Mas há cerca de cinco anos o remo se tornou seu principal esporte e ele se tornou um atleta profissional. “No começo tive maus resultados. Cansava e parava. Estou agora em um relacionamento mais maduro com o remo. Comecei a ganhar, a ter melhores resultados. Sempre tive altura, bons braços e uma certa qualidade, mas comecei a treinar mais e melhorar.”
Tom já participou de sul-americanos, também de Copas do Mundo e chegou a subir ao pódio. E, em breve, provavelmente viajará para a Copa do Mundo na Suíça e seu próximo objetivo é chegar aos Jogos Olímpicos de Paris em 2024.
O caminho do CBD: um processo
Hoje em dia, a cannabis se tornou um benefício físico (“sou muito estável”) e ele espera, em algum momento, deixar de ser sertralina e aripiprazol, dois dos medicamentos que toma diariamente. “O CBD não tem efeitos colaterais para mim. Não possui produtos químicos. Meu corpo está acostumado com Sertralina e Aripiprazol. Quando fico dois dias sem beber, sinto uma sensação estranha”.
“Como uma abstinência?”
— Sim, infelizmente sim, somos prisioneiros disso. Somos viciados em drogas. Com Tourette eu tinha tudo: tiques, tocs, ataques de pânico. Tudo.
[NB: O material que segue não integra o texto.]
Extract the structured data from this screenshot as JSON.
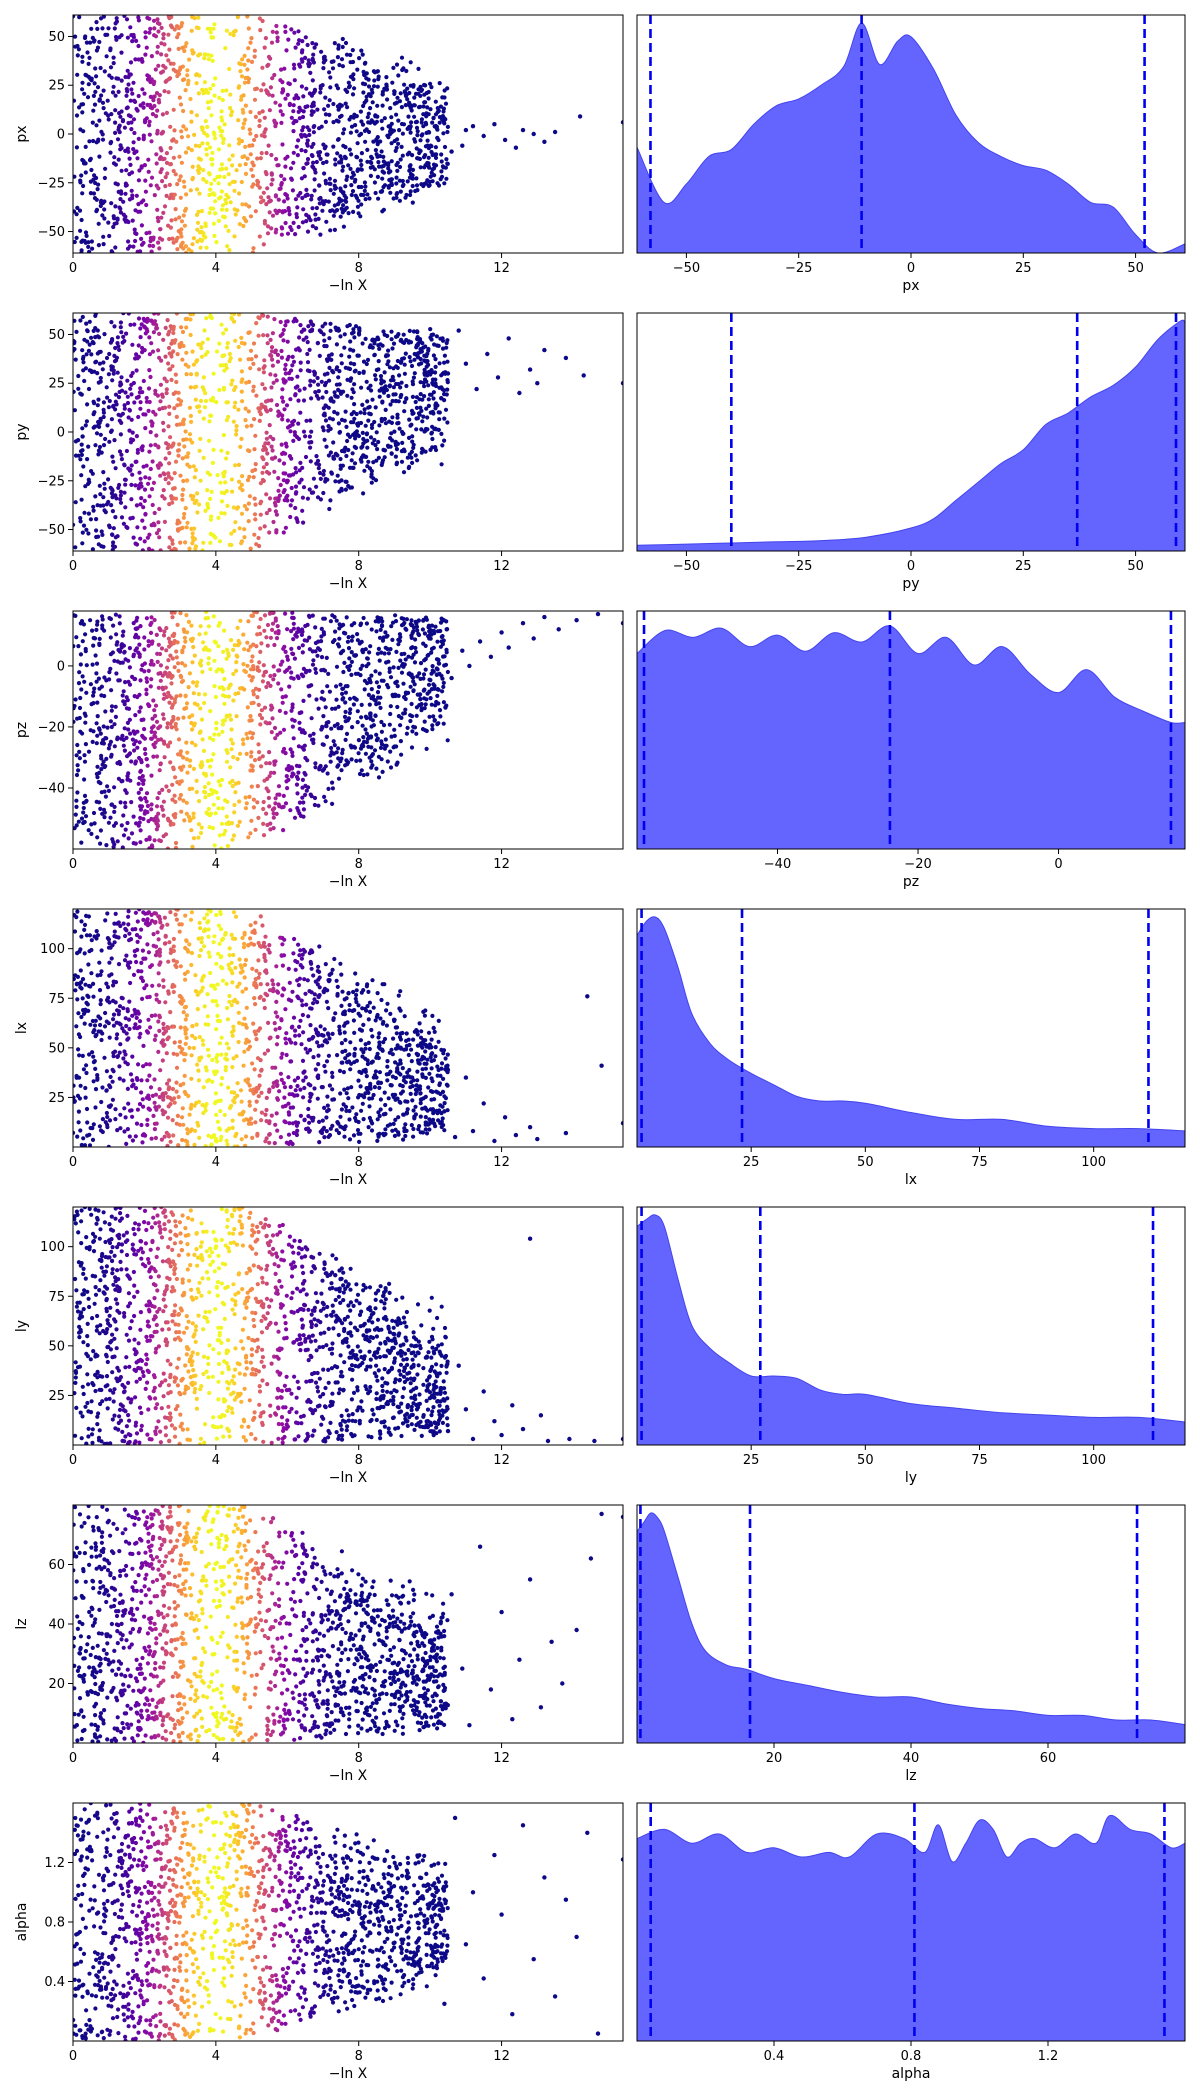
{
  "figure": {
    "scatter_colormap": "plasma",
    "hist_fill": "#6464ff",
    "hist_edge": "#4444ee",
    "quantile_line_color": "#0000ee",
    "axes_color": "#000000"
  },
  "chart_data": [
    {
      "type": "scatter",
      "param": "px",
      "xlabel": "−ln X",
      "ylabel": "px",
      "xlim": [
        0,
        15.4
      ],
      "ylim": [
        -61,
        61
      ],
      "xticks": [
        0,
        4,
        8,
        12
      ],
      "xtick_labels": [
        "0",
        "4",
        "8",
        "12"
      ],
      "yticks": [
        -50,
        -25,
        0,
        25,
        50
      ],
      "ytick_labels": [
        "−50",
        "−25",
        "0",
        "25",
        "50"
      ],
      "color_encoding": "likelihood weight (plasma), peak near −ln X ≈ 4",
      "points": [
        [
          14.2,
          9
        ],
        [
          15.4,
          6
        ],
        [
          13.2,
          -4
        ],
        [
          12.9,
          0
        ],
        [
          12.6,
          2
        ],
        [
          13.5,
          1
        ],
        [
          12.1,
          -3
        ],
        [
          11.8,
          5
        ],
        [
          11.5,
          -1
        ],
        [
          12.4,
          -7
        ],
        [
          11.2,
          4
        ],
        [
          10.9,
          -6
        ],
        [
          11.0,
          2
        ],
        [
          10.6,
          -9
        ],
        [
          10.4,
          8
        ],
        [
          10.2,
          -2
        ]
      ]
    },
    {
      "type": "area",
      "param": "px",
      "xlabel": "px",
      "xlim": [
        -61,
        61
      ],
      "xticks": [
        -50,
        -25,
        0,
        25,
        50
      ],
      "xtick_labels": [
        "−50",
        "−25",
        "0",
        "25",
        "50"
      ],
      "quantiles": [
        -58,
        -11,
        52
      ],
      "x": [
        -61,
        -55,
        -50,
        -45,
        -40,
        -35,
        -30,
        -25,
        -20,
        -15,
        -11,
        -7,
        -3,
        0,
        5,
        10,
        15,
        20,
        25,
        30,
        35,
        40,
        45,
        50,
        55,
        61
      ],
      "density": [
        0.46,
        0.22,
        0.3,
        0.42,
        0.45,
        0.56,
        0.64,
        0.67,
        0.73,
        0.81,
        1.0,
        0.82,
        0.92,
        0.94,
        0.8,
        0.6,
        0.48,
        0.42,
        0.38,
        0.36,
        0.3,
        0.22,
        0.2,
        0.08,
        0.0,
        0.04
      ]
    },
    {
      "type": "scatter",
      "param": "py",
      "xlabel": "−ln X",
      "ylabel": "py",
      "xlim": [
        0,
        15.4
      ],
      "ylim": [
        -61,
        61
      ],
      "xticks": [
        0,
        4,
        8,
        12
      ],
      "xtick_labels": [
        "0",
        "4",
        "8",
        "12"
      ],
      "yticks": [
        -50,
        -25,
        0,
        25,
        50
      ],
      "ytick_labels": [
        "−50",
        "−25",
        "0",
        "25",
        "50"
      ],
      "color_encoding": "likelihood weight (plasma), peak near −ln X ≈ 4",
      "points": [
        [
          15.4,
          25
        ],
        [
          14.3,
          29
        ],
        [
          13.8,
          38
        ],
        [
          13.2,
          42
        ],
        [
          12.8,
          32
        ],
        [
          12.5,
          20
        ],
        [
          13.0,
          25
        ],
        [
          12.2,
          48
        ],
        [
          11.9,
          28
        ],
        [
          11.6,
          40
        ],
        [
          11.3,
          22
        ],
        [
          11.0,
          35
        ],
        [
          10.8,
          52
        ],
        [
          10.5,
          30
        ]
      ]
    },
    {
      "type": "area",
      "param": "py",
      "xlabel": "py",
      "xlim": [
        -61,
        61
      ],
      "xticks": [
        -50,
        -25,
        0,
        25,
        50
      ],
      "xtick_labels": [
        "−50",
        "−25",
        "0",
        "25",
        "50"
      ],
      "quantiles": [
        -40,
        37,
        59
      ],
      "x": [
        -61,
        -50,
        -40,
        -30,
        -20,
        -10,
        0,
        5,
        10,
        15,
        20,
        25,
        30,
        35,
        40,
        45,
        50,
        55,
        60,
        61
      ],
      "density": [
        0.025,
        0.03,
        0.035,
        0.04,
        0.045,
        0.06,
        0.1,
        0.14,
        0.22,
        0.3,
        0.38,
        0.44,
        0.55,
        0.6,
        0.67,
        0.72,
        0.8,
        0.92,
        1.0,
        0.99
      ]
    },
    {
      "type": "scatter",
      "param": "pz",
      "xlabel": "−ln X",
      "ylabel": "pz",
      "xlim": [
        0,
        15.4
      ],
      "ylim": [
        -60,
        18
      ],
      "xticks": [
        0,
        4,
        8,
        12
      ],
      "xtick_labels": [
        "0",
        "4",
        "8",
        "12"
      ],
      "yticks": [
        -40,
        -20,
        0
      ],
      "ytick_labels": [
        "−40",
        "−20",
        "0"
      ],
      "color_encoding": "likelihood weight (plasma), peak near −ln X ≈ 4",
      "points": [
        [
          15.4,
          14
        ],
        [
          14.7,
          17
        ],
        [
          14.1,
          15
        ],
        [
          13.6,
          12
        ],
        [
          13.2,
          16
        ],
        [
          12.9,
          9
        ],
        [
          12.6,
          14
        ],
        [
          12.2,
          6
        ],
        [
          12.0,
          11
        ],
        [
          11.7,
          3
        ],
        [
          11.4,
          8
        ],
        [
          11.1,
          0
        ],
        [
          10.9,
          5
        ],
        [
          10.6,
          -4
        ]
      ]
    },
    {
      "type": "area",
      "param": "pz",
      "xlabel": "pz",
      "xlim": [
        -60,
        18
      ],
      "xticks": [
        -40,
        -20,
        0
      ],
      "xtick_labels": [
        "−40",
        "−20",
        "0"
      ],
      "quantiles": [
        -59,
        -24,
        16
      ],
      "x": [
        -60,
        -56,
        -52,
        -48,
        -44,
        -40,
        -36,
        -32,
        -28,
        -24,
        -20,
        -16,
        -12,
        -8,
        -4,
        0,
        4,
        8,
        12,
        16,
        18
      ],
      "density": [
        0.85,
        0.95,
        0.92,
        0.96,
        0.88,
        0.93,
        0.86,
        0.94,
        0.9,
        0.97,
        0.85,
        0.92,
        0.8,
        0.88,
        0.76,
        0.68,
        0.78,
        0.66,
        0.6,
        0.55,
        0.55
      ]
    },
    {
      "type": "scatter",
      "param": "lx",
      "xlabel": "−ln X",
      "ylabel": "lx",
      "xlim": [
        0,
        15.4
      ],
      "ylim": [
        0,
        120
      ],
      "xticks": [
        0,
        4,
        8,
        12
      ],
      "xtick_labels": [
        "0",
        "4",
        "8",
        "12"
      ],
      "yticks": [
        25,
        50,
        75,
        100
      ],
      "ytick_labels": [
        "25",
        "50",
        "75",
        "100"
      ],
      "color_encoding": "likelihood weight (plasma), peak near −ln X ≈ 4",
      "points": [
        [
          15.4,
          12
        ],
        [
          14.8,
          41
        ],
        [
          14.4,
          76
        ],
        [
          13.8,
          7
        ],
        [
          13.0,
          4
        ],
        [
          12.8,
          10
        ],
        [
          12.4,
          6
        ],
        [
          12.1,
          15
        ],
        [
          11.8,
          3
        ],
        [
          11.5,
          22
        ],
        [
          11.2,
          8
        ],
        [
          11.0,
          35
        ],
        [
          10.7,
          5
        ],
        [
          10.4,
          18
        ],
        [
          10.1,
          60
        ],
        [
          9.9,
          12
        ]
      ]
    },
    {
      "type": "area",
      "param": "lx",
      "xlabel": "lx",
      "xlim": [
        0,
        120
      ],
      "xticks": [
        25,
        50,
        75,
        100
      ],
      "xtick_labels": [
        "25",
        "50",
        "75",
        "100"
      ],
      "quantiles": [
        1,
        23,
        112
      ],
      "x": [
        0,
        2,
        4,
        6,
        9,
        12,
        16,
        20,
        25,
        30,
        35,
        40,
        45,
        50,
        60,
        70,
        80,
        90,
        100,
        110,
        120
      ],
      "density": [
        0.92,
        0.98,
        1.0,
        0.95,
        0.78,
        0.58,
        0.45,
        0.38,
        0.32,
        0.27,
        0.22,
        0.2,
        0.2,
        0.19,
        0.15,
        0.12,
        0.12,
        0.09,
        0.08,
        0.08,
        0.07
      ]
    },
    {
      "type": "scatter",
      "param": "ly",
      "xlabel": "−ln X",
      "ylabel": "ly",
      "xlim": [
        0,
        15.4
      ],
      "ylim": [
        0,
        120
      ],
      "xticks": [
        0,
        4,
        8,
        12
      ],
      "xtick_labels": [
        "0",
        "4",
        "8",
        "12"
      ],
      "yticks": [
        25,
        50,
        75,
        100
      ],
      "ytick_labels": [
        "25",
        "50",
        "75",
        "100"
      ],
      "color_encoding": "likelihood weight (plasma), peak near −ln X ≈ 4",
      "points": [
        [
          15.4,
          3
        ],
        [
          14.6,
          2
        ],
        [
          13.9,
          3
        ],
        [
          13.3,
          2
        ],
        [
          13.1,
          15
        ],
        [
          12.8,
          104
        ],
        [
          12.6,
          8
        ],
        [
          12.3,
          20
        ],
        [
          12.0,
          5
        ],
        [
          11.8,
          12
        ],
        [
          11.5,
          27
        ],
        [
          11.2,
          3
        ],
        [
          11.0,
          18
        ],
        [
          10.8,
          40
        ],
        [
          10.5,
          7
        ],
        [
          10.2,
          22
        ],
        [
          9.9,
          10
        ]
      ]
    },
    {
      "type": "area",
      "param": "ly",
      "xlabel": "ly",
      "xlim": [
        0,
        120
      ],
      "xticks": [
        25,
        50,
        75,
        100
      ],
      "xtick_labels": [
        "25",
        "50",
        "75",
        "100"
      ],
      "quantiles": [
        1,
        27,
        113
      ],
      "x": [
        0,
        2,
        4,
        6,
        9,
        12,
        16,
        20,
        25,
        30,
        35,
        40,
        45,
        50,
        60,
        70,
        80,
        90,
        100,
        110,
        120
      ],
      "density": [
        0.95,
        0.98,
        1.0,
        0.95,
        0.72,
        0.52,
        0.42,
        0.36,
        0.3,
        0.3,
        0.29,
        0.24,
        0.22,
        0.22,
        0.18,
        0.16,
        0.14,
        0.13,
        0.12,
        0.12,
        0.1
      ]
    },
    {
      "type": "scatter",
      "param": "lz",
      "xlabel": "−ln X",
      "ylabel": "lz",
      "xlim": [
        0,
        15.4
      ],
      "ylim": [
        0,
        80
      ],
      "xticks": [
        0,
        4,
        8,
        12
      ],
      "xtick_labels": [
        "0",
        "4",
        "8",
        "12"
      ],
      "yticks": [
        20,
        40,
        60
      ],
      "ytick_labels": [
        "20",
        "40",
        "60"
      ],
      "color_encoding": "likelihood weight (plasma), peak near −ln X ≈ 4",
      "points": [
        [
          15.4,
          76
        ],
        [
          14.8,
          77
        ],
        [
          14.5,
          62
        ],
        [
          14.1,
          38
        ],
        [
          13.7,
          20
        ],
        [
          13.4,
          34
        ],
        [
          13.1,
          12
        ],
        [
          12.8,
          55
        ],
        [
          12.5,
          28
        ],
        [
          12.3,
          8
        ],
        [
          12.0,
          44
        ],
        [
          11.7,
          18
        ],
        [
          11.4,
          66
        ],
        [
          11.1,
          6
        ],
        [
          10.9,
          25
        ],
        [
          10.6,
          50
        ],
        [
          10.3,
          14
        ]
      ]
    },
    {
      "type": "area",
      "param": "lz",
      "xlabel": "lz",
      "xlim": [
        0,
        80
      ],
      "xticks": [
        20,
        40,
        60
      ],
      "xtick_labels": [
        "20",
        "40",
        "60"
      ],
      "quantiles": [
        0.5,
        16.5,
        73
      ],
      "x": [
        0,
        1,
        2,
        3,
        4,
        6,
        8,
        10,
        13,
        16,
        20,
        25,
        30,
        35,
        40,
        45,
        50,
        55,
        60,
        65,
        70,
        75,
        80
      ],
      "density": [
        0.92,
        0.96,
        1.0,
        0.98,
        0.92,
        0.72,
        0.52,
        0.4,
        0.34,
        0.32,
        0.28,
        0.25,
        0.22,
        0.2,
        0.2,
        0.17,
        0.15,
        0.14,
        0.12,
        0.12,
        0.1,
        0.1,
        0.08
      ]
    },
    {
      "type": "scatter",
      "param": "alpha",
      "xlabel": "−ln X",
      "ylabel": "alpha",
      "xlim": [
        0,
        15.4
      ],
      "ylim": [
        0,
        1.6
      ],
      "xticks": [
        0,
        4,
        8,
        12
      ],
      "xtick_labels": [
        "0",
        "4",
        "8",
        "12"
      ],
      "yticks": [
        0.4,
        0.8,
        1.2
      ],
      "ytick_labels": [
        "0.4",
        "0.8",
        "1.2"
      ],
      "color_encoding": "likelihood weight (plasma), peak near −ln X ≈ 4",
      "points": [
        [
          15.4,
          1.22
        ],
        [
          14.7,
          0.05
        ],
        [
          14.4,
          1.4
        ],
        [
          14.1,
          0.7
        ],
        [
          13.8,
          0.95
        ],
        [
          13.5,
          0.3
        ],
        [
          13.2,
          1.1
        ],
        [
          12.9,
          0.55
        ],
        [
          12.6,
          1.45
        ],
        [
          12.3,
          0.18
        ],
        [
          12.0,
          0.85
        ],
        [
          11.8,
          1.25
        ],
        [
          11.5,
          0.42
        ],
        [
          11.2,
          1.0
        ],
        [
          11.0,
          0.65
        ],
        [
          10.7,
          1.5
        ],
        [
          10.4,
          0.25
        ]
      ]
    },
    {
      "type": "area",
      "param": "alpha",
      "xlabel": "alpha",
      "xlim": [
        0,
        1.6
      ],
      "xticks": [
        0.4,
        0.8,
        1.2
      ],
      "xtick_labels": [
        "0.4",
        "0.8",
        "1.2"
      ],
      "quantiles": [
        0.04,
        0.81,
        1.54
      ],
      "x": [
        0,
        0.08,
        0.16,
        0.24,
        0.32,
        0.4,
        0.48,
        0.56,
        0.62,
        0.7,
        0.78,
        0.84,
        0.88,
        0.92,
        0.96,
        1.0,
        1.04,
        1.08,
        1.12,
        1.16,
        1.22,
        1.28,
        1.34,
        1.38,
        1.44,
        1.5,
        1.56,
        1.6
      ],
      "density": [
        0.88,
        0.92,
        0.86,
        0.9,
        0.82,
        0.84,
        0.8,
        0.82,
        0.8,
        0.9,
        0.88,
        0.82,
        0.94,
        0.78,
        0.86,
        0.96,
        0.92,
        0.8,
        0.86,
        0.88,
        0.84,
        0.9,
        0.86,
        0.98,
        0.92,
        0.9,
        0.84,
        0.86
      ]
    }
  ]
}
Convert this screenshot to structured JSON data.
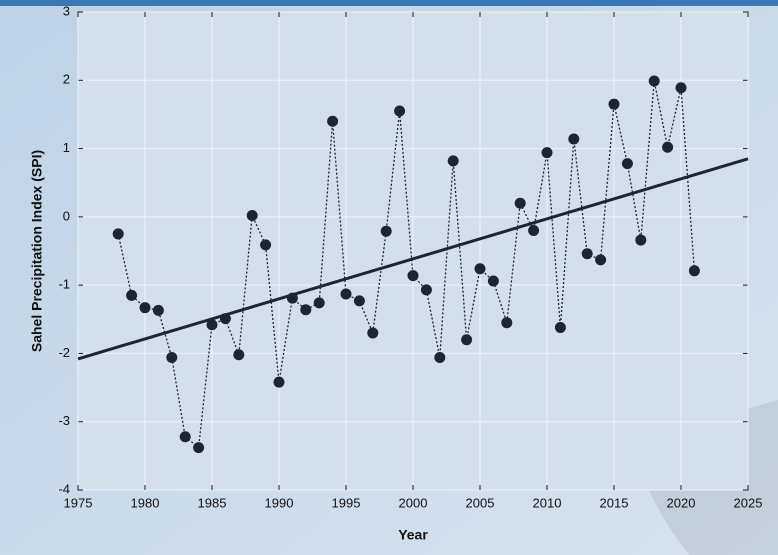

Na época em que tive ataques de pânico, comecei a tomar qualquer remédio e tive experiências horríveis. Eram medicamentos muito errados, andava como um zumbi. Estou melhor hoje. É um processo. Eu não estou pronto para sair dos remédios ainda. Em algum momento, vou tentar ficar apenas com a cannabis. Vamos ver como acontece. E se piorar, volto aos remédios. E se eu melhorar, vou ficar com cannabis.
— O óleo CBD que você toma atualmente da APEPI?
— Não, é do USA Hemp, um dos meus patrocinadores. É uma empresa norte-americana formada por brasileiros. Eles são patrocinadores de muitos atletas. É um produto importado, por isso é caro. Antes, minha família me ajudava a conseguir.
Os preconceitos do sistema
E apesar de ser um atleta profissional de destaque e ser endossado pelos regulamentos oficiais, Tom ainda sofre com o preconceito do sistema por conta da “cannabis”. Ele se sente pressionado, ainda fica desconfortável toda vez que fala sobre isso. “Gostaria de falar sobre tudo o que penso, mas ainda há algo como um tabu. E não deveria. Eu me sinto arriscado e não quero ou ser condenado pelo meu remédio”, aposta.
“E por que você decidiu falar?”
— Porque acompanho o movimento há muitos anos. Era natural para mim fazê-lo. Todos têm que ser quem são. A mudança de cabeça está chegando. Com o tempo isso vai mudar. Mas hoje, infelizmente, muitos de nós ainda estão sofrendo.